Just a little post today as it’s only lunchtime here. I will update later. We got a late start today which I don’t think pleased Meadowhawk so much. I don’t think he’s used to our pace of life yet. This has started my anxiety going again and I’m feeling somewhat depressed, tearful and anxious. I’m frightened he will be put off by this and I fear rejection and abandonment. I wish I wasn’t like this but the fear of abandonment and rejection seems to be hardwired into my brain. I know Meadowhawk wants to be up and about and see things and of course we shall but it’s just that me and Elendil don’t start our days in a big hurry, which is what Meadowhawk’s used to.
Anyway, we are going for a long, long walk today – at least 20 miles and I’m also worried about how I will cope with walking so far but I have to do it for him and Elendil – I don’t want to disappoint them.

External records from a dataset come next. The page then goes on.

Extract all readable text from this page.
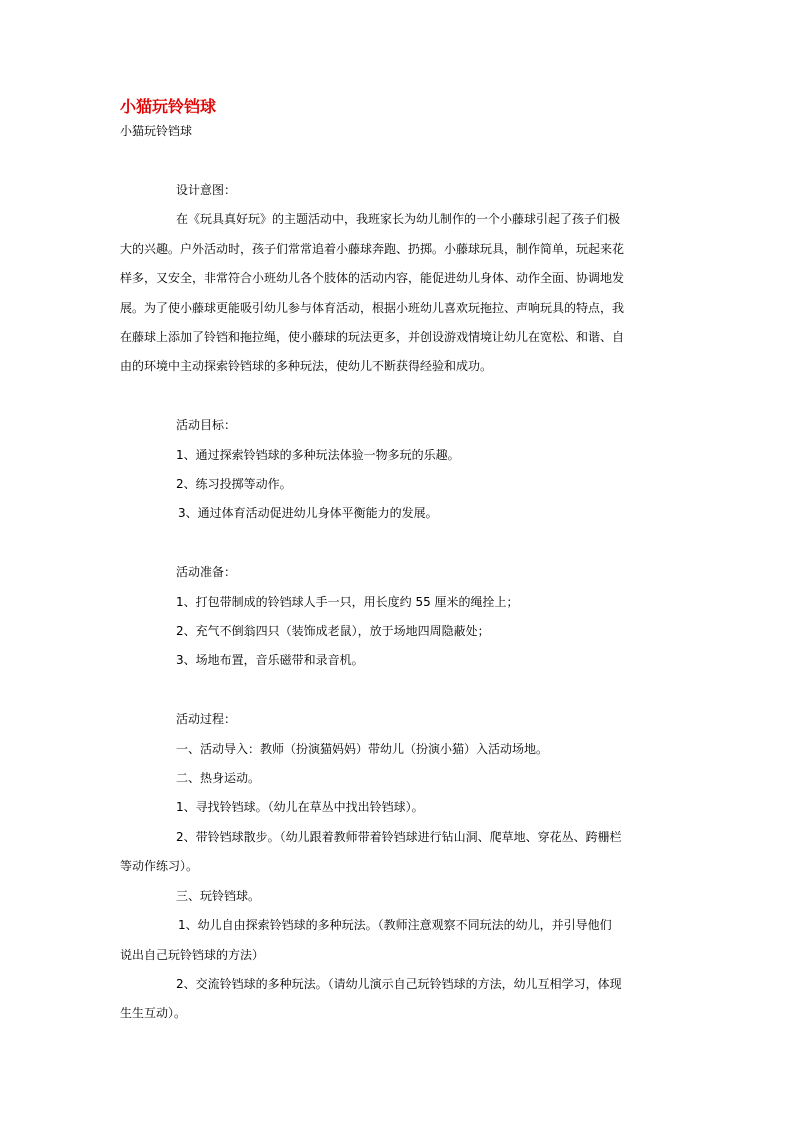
小猫玩铃铛球
小猫玩铃铛球
设计意图：
在《玩具真好玩》的主题活动中，我班家长为幼儿制作的一个小藤球引起了孩子们极
大的兴趣。户外活动时，孩子们常常追着小藤球奔跑、扔掷。小藤球玩具，制作简单，玩起来花
样多，又安全，非常符合小班幼儿各个肢体的活动内容，能促进幼儿身体、动作全面、协调地发
展。为了使小藤球更能吸引幼儿参与体育活动，根据小班幼儿喜欢玩拖拉、声响玩具的特点，我
在藤球上添加了铃铛和拖拉绳，使小藤球的玩法更多，并创设游戏情境让幼儿在宽松、和谐、自
由的环境中主动探索铃铛球的多种玩法，使幼儿不断获得经验和成功。
活动目标：
1、通过探索铃铛球的多种玩法体验一物多玩的乐趣。
2、练习投掷等动作。
3、通过体育活动促进幼儿身体平衡能力的发展。
活动准备：
1、打包带制成的铃铛球人手一只，用长度约 55 厘米的绳拴上；
2、充气不倒翁四只（装饰成老鼠），放于场地四周隐蔽处；
3、场地布置，音乐磁带和录音机。
活动过程：
一、活动导入：教师（扮演猫妈妈）带幼儿（扮演小猫）入活动场地。
二、热身运动。
1、寻找铃铛球。（幼儿在草丛中找出铃铛球）。
2、带铃铛球散步。（幼儿跟着教师带着铃铛球进行钻山洞、爬草地、穿花丛、跨栅栏
等动作练习）。
三、玩铃铛球。
1、幼儿自由探索铃铛球的多种玩法。（教师注意观察不同玩法的幼儿，并引导他们
说出自己玩铃铛球的方法）
2、交流铃铛球的多种玩法。（请幼儿演示自己玩铃铛球的方法，幼儿互相学习，体现
生生互动）。
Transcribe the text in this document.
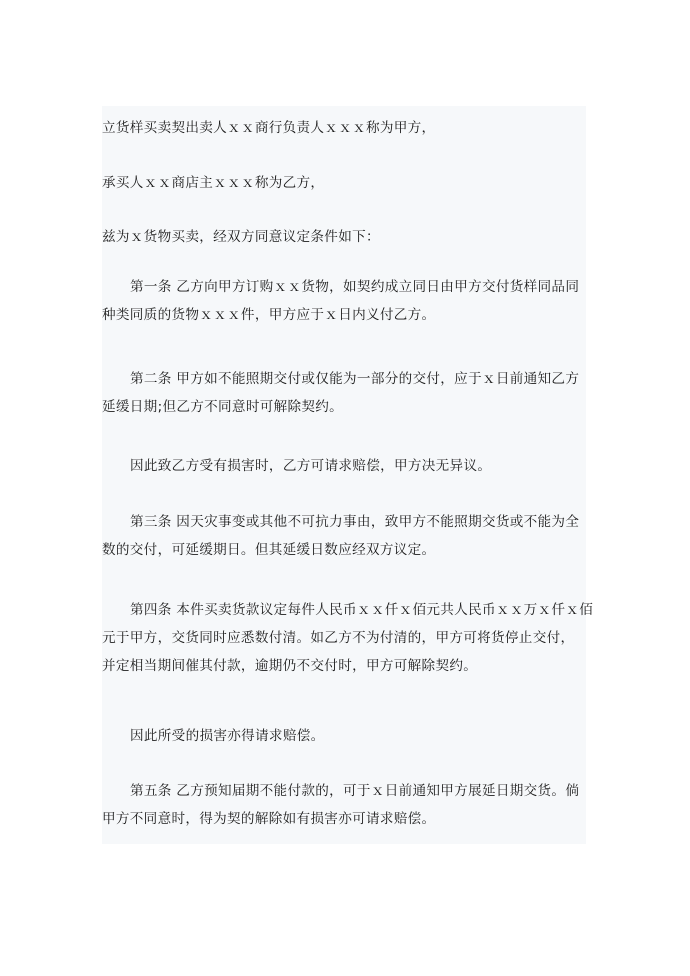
立货样买卖契出卖人ｘｘ商行负责人ｘｘｘ称为甲方，
承买人ｘｘ商店主ｘｘｘ称为乙方，
兹为ｘ货物买卖，经双方同意议定条件如下：
第一条 乙方向甲方订购ｘｘ货物，如契约成立同日由甲方交付货样同品同
种类同质的货物ｘｘｘ件，甲方应于ｘ日内义付乙方。
第二条 甲方如不能照期交付或仅能为一部分的交付，应于ｘ日前通知乙方
延缓日期;但乙方不同意时可解除契约。
因此致乙方受有损害时，乙方可请求赔偿，甲方决无异议。
第三条 因天灾事变或其他不可抗力事由，致甲方不能照期交货或不能为全
数的交付，可延缓期日。但其延缓日数应经双方议定。
第四条 本件买卖货款议定每件人民币ｘｘ仟ｘ佰元共人民币ｘｘ万ｘ仟ｘ佰
元于甲方，交货同时应悉数付清。如乙方不为付清的，甲方可将货停止交付，
并定相当期间催其付款，逾期仍不交付时，甲方可解除契约。
因此所受的损害亦得请求赔偿。
第五条 乙方预知届期不能付款的，可于ｘ日前通知甲方展延日期交货。倘
甲方不同意时，得为契的解除如有损害亦可请求赔偿。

I’m sure it will be fine. I do wish the weather was better though. It’s sunny one minute but then heavy showers the next and it isn’t really warm either, with a cool brisk wind. Oh well, never mind. I am just grateful to the God and Goddess that Meadowhawk is here and we can spend time together. I know this visit will go really fast and that is playing on my mind too but I’m trying not to let it.
Tonight Meadowhawk is going to cook us a meal – mashed potatoes with turkey and gravy and I’m really looking forward to it. Then we are all going to watch the Blair Witch Project together…ooohhhh spooky. That film still sends shivers down my spine.